Hi,
I would like to calculate the total number of mapped bases for whole exome data from Illumina.
I'm already calculating the coverage per base with samtools mpileup or samtools depth. I was thinking of just taking the sum of the coverage of each base, but when doing this in Linux with 'awk' I get an 'out of memory alloc' error. That's why I was wondering if there are some specific tools that calculate the total number of mapped bases?
What's your awk command? That should be doable in awk.
cat myfile.txt | awk '{SUM += $NF} END {print SUM}'
That seems like an odd way to do things.
NF
is the number of fields in the current line. Also, you never initializedSUM
(although perhaps things are auto-initialized to 0 in awk).

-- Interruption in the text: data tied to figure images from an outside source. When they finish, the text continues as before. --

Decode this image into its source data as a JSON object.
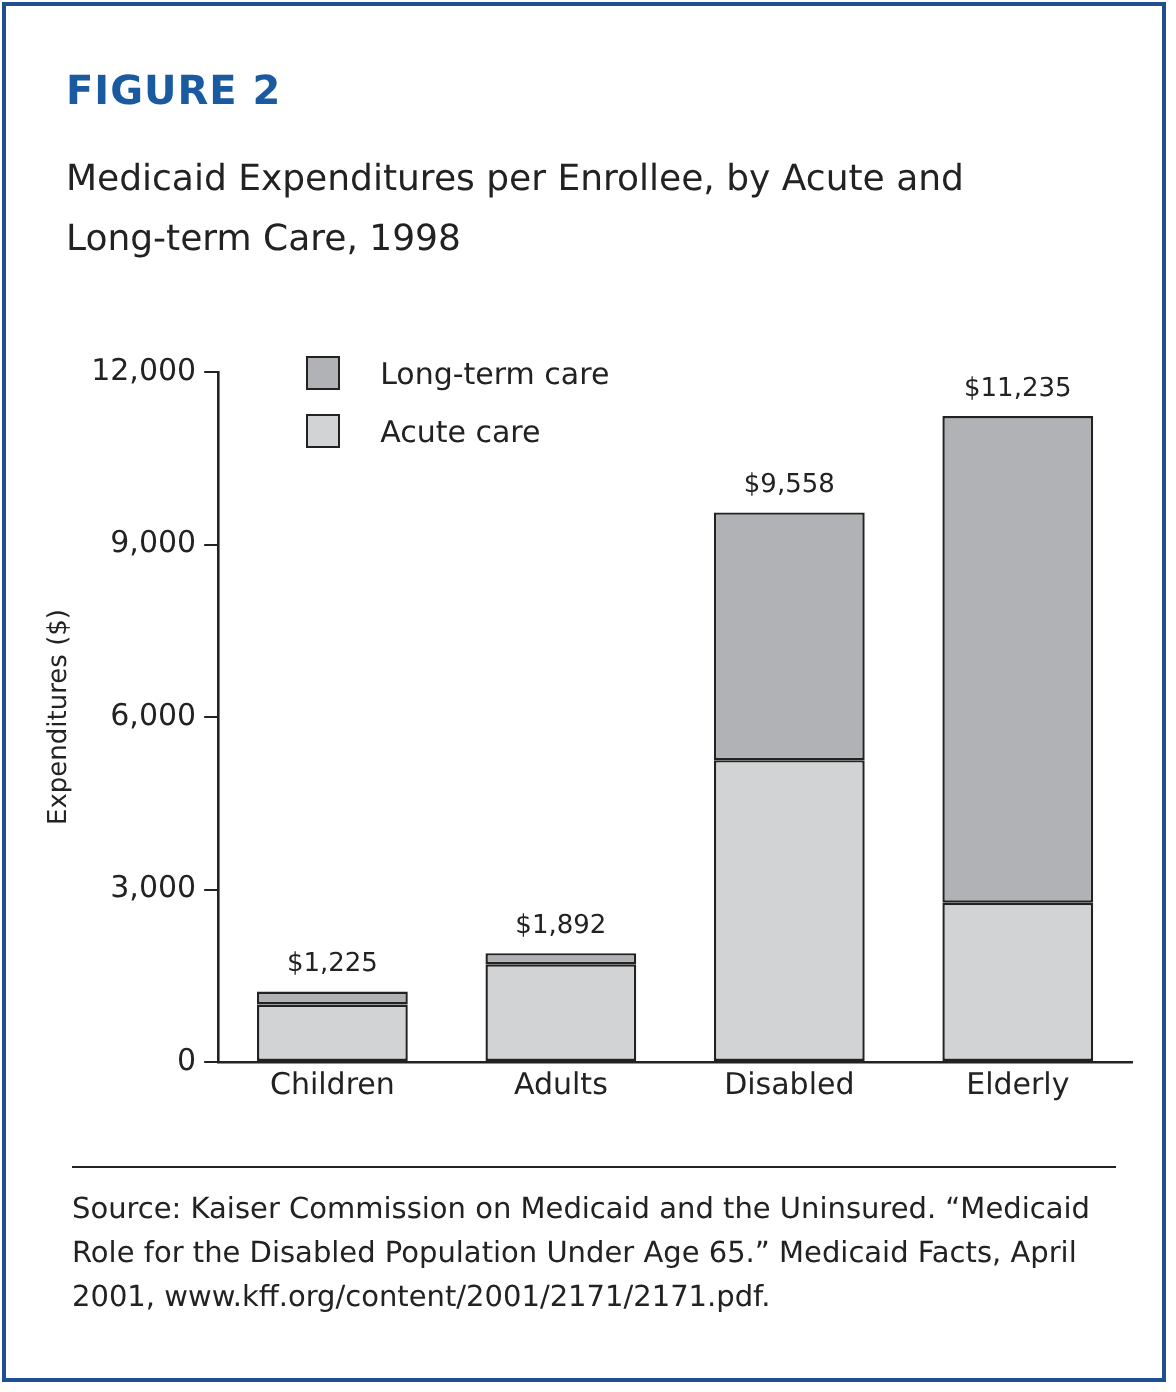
{
  "chart_data": {
    "type": "bar",
    "title": "FIGURE 2",
    "subtitle": "Medicaid Expenditures per Enrollee, by Acute and Long-term Care, 1998",
    "ylabel": "Expenditures ($)",
    "categories": [
      "Children",
      "Adults",
      "Disabled",
      "Elderly"
    ],
    "stacked": true,
    "series": [
      {
        "name": "Acute care",
        "color": "#d1d3d4",
        "values": [
          1000,
          1700,
          5250,
          2770
        ]
      },
      {
        "name": "Long-term care",
        "color": "#b1b2b5",
        "values": [
          225,
          192,
          4308,
          8465
        ]
      }
    ],
    "totals": [
      "$1,225",
      "$1,892",
      "$9,558",
      "$11,235"
    ],
    "ylim": [
      0,
      12000
    ],
    "yticks": [
      0,
      {
        "value": 3000,
        "label": "3,000"
      },
      {
        "value": 6000,
        "label": "6,000"
      },
      {
        "value": 9000,
        "label": "9,000"
      },
      {
        "value": 12000,
        "label": "12,000"
      }
    ],
    "grid": false,
    "legend": "top left",
    "annotations": [
      "Source: Kaiser Commission on Medicaid and the Uninsured. “Medicaid Role for the Disabled Population Under Age 65.” Medicaid Facts, April 2001, www.kff.org/content/2001/2171/2171.pdf."
    ]
  }
}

I would assume that something likecat pileup.txt | awk 'BEGIN{$SUM=0}{$SUM += $3}END{print $SUM}'
would work.I want to take the sum of all the values in the last column of my file, except for the first line (which is a header)
Ah, it would be really helpful if you posted a couple lines from that file. It's rather difficult to read your mind. I'm going to reply below in a comment about what I suspect the root of the "out of memory alloc" error is.
It's just a tab-delimited file with 'n' columns and 'm' lines. First line is a header line. I found a command to skip the header line with awk: awk '{if(NR>1)print}'. If I combine this with awk '{print $NF}', it only prints the values from the last column ( without header line). Then I found this command to sum the values of a column: paste -sd+ | bc So when I combine those 4 commands, I thought it would calculate the sum of the values in the last columns. But when doing that I get an error of memory alloc
Oh, I see what you're doing wrong. You're linearizing the last column, which is probably pretty long, and then trying to parse it with awk. As I mentioned below, this sort of approach is pretty memory intensive. I'll just post an answer with a single line solution. In the future, please post all of the relevant information when you post the question.
The root cause of the "out of memory alloc" error is likely that awk is trying to read your whole file as a single line. awk has a good bit of overhead when dealing with arrays, so this is going to eat up all of the memory on your system. You might try either changing the line endings on the original file or, better yet, just tell awk what the correct line ending is. Alternatively, just parse the pileup as in the example from my comment above.